Terza notte di scontri e di rivolta in tutta la Francia dove in diverse citta’, anche piccole, si sono verificati scontri tra manifestanti e polizia, saccheggi, espropri di negozi e grandi magazzini, oltre 500 le auto incendiate, uffici istituzionali date alle fiamme, assaltati 10 commisariati di polizia.

In strada i corpi speciali dell’antiterrorismo per reprimere le proteste iniziate dopo l’uccisione a sangue freddo di un giovane di 17 anni da parte di un poliziotto. Centinaia i giovani fermati e tratti in arresto.

A Parigi il commissariato di Saint-Denis è stato preso di mira da un attacco, così come quello della vicina Stains. Incendi sono stati appiccati a Rosny-sous-Bois. Charles Aslangul, sindaco di Bry-sur-Marne, ha denunciato un attacco con molotov e razzi artigianali contro i locali della polizia municipale, con successivi incendi e saccheggi. Attaccato anche il commissariato di Alfortville. Almeno un centinaio di persone con il volto coperto da passamontagna hanno saccheggiato i negozi del centro  commerciale di Les Halles, nel cento della capitale. Gravi danni sono stati registrati soprattutto nel negozio di Nike. Gruppi di giovani si sono poi diretti nella vicina e centralissima rue de Rivoli. A decine hanno assaltato diversi negozi, soprattutto di abbigliamento. Saccheggiato in pieno centro il Forum des Halles di Châtelet. Analoghe azioni nel X arrondissement, nella rue du Faubourg Saint-Denis, dove è stato assaltato un bar tabaccheria sotto gli occhi di decine di clienti seduti ai tavolini.

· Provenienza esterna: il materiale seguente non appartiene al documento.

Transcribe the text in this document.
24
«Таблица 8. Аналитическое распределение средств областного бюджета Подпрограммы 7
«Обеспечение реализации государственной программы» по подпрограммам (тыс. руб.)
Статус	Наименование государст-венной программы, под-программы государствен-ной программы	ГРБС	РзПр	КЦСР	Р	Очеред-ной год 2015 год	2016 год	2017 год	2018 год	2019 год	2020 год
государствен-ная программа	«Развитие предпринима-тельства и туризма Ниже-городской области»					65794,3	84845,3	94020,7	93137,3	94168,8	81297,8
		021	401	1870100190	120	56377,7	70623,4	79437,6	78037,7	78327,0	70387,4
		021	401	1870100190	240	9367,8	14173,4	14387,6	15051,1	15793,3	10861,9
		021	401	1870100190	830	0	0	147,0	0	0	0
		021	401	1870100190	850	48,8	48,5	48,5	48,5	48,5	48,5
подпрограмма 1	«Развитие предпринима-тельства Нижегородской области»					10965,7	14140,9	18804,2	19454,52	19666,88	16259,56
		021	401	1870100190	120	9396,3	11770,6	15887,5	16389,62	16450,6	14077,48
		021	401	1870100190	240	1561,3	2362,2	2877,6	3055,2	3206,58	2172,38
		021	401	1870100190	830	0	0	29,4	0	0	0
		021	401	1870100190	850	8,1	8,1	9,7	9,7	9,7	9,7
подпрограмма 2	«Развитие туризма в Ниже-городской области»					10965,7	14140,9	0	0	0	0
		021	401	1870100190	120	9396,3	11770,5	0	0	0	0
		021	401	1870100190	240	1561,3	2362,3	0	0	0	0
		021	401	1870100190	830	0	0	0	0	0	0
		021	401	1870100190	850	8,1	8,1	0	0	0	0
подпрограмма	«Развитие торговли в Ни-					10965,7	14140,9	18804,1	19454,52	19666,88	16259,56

A Nantes, nell’ovest della Francia, un veicolo si è lanciato contro un supermercato, sfondando la saracinesca e dando il via ad un saccheggio. Più a nord-est, saccheggiata anche la stazione di polizia di Reims, dove è stata rubata l’attrezzatura delle forze dell’ordine. Lancio di razzi contro gli autobus a Grenoble, nel sud-est della Francia, con i conducenti degli autobus che si sono rifiutati di continuare a prestare servizio. Un enorme incendio ha coinvolto un deposito di autobus RATP ad Aubervilliers. Dati alle fiamme anche i municipi di Clichy e di Wazemmes a Lille, quest’ultima al confine col Belgio. A Rennes, nord-ovest della Francia, un carrello elevatore è stato utilizzato per abbattare i pali delle telecamere di video-sorveglianza. Molotov contro un ufficio della polizia anche a Pau, nei Pirenei (ovest del Paese). A Tour, Avignone, Nantes e Tolosa sono entrati in azione gli uomini dei reparti speciali Gign.

A Nanterre, epicentro degli scontri, dispiegato un mezzo blindato della brigata antisommossa. Qui nella notte una una vera e propria battaglia fra gruppi di giovani e reparti della polizia. Centinaia di giovani hanno tirato razzi di fuochi d’artificio e sassi contro le forze dell’ordine, costringendo gli agenti ad arretrare. Gruppi di ragazzi hanno assaltato negozi sull’ arteria principale, la rue Clemenceau, prendendo di mira anche una banca. Un enorme incendio ha devastato l’edificio del negozio Action di Sevran.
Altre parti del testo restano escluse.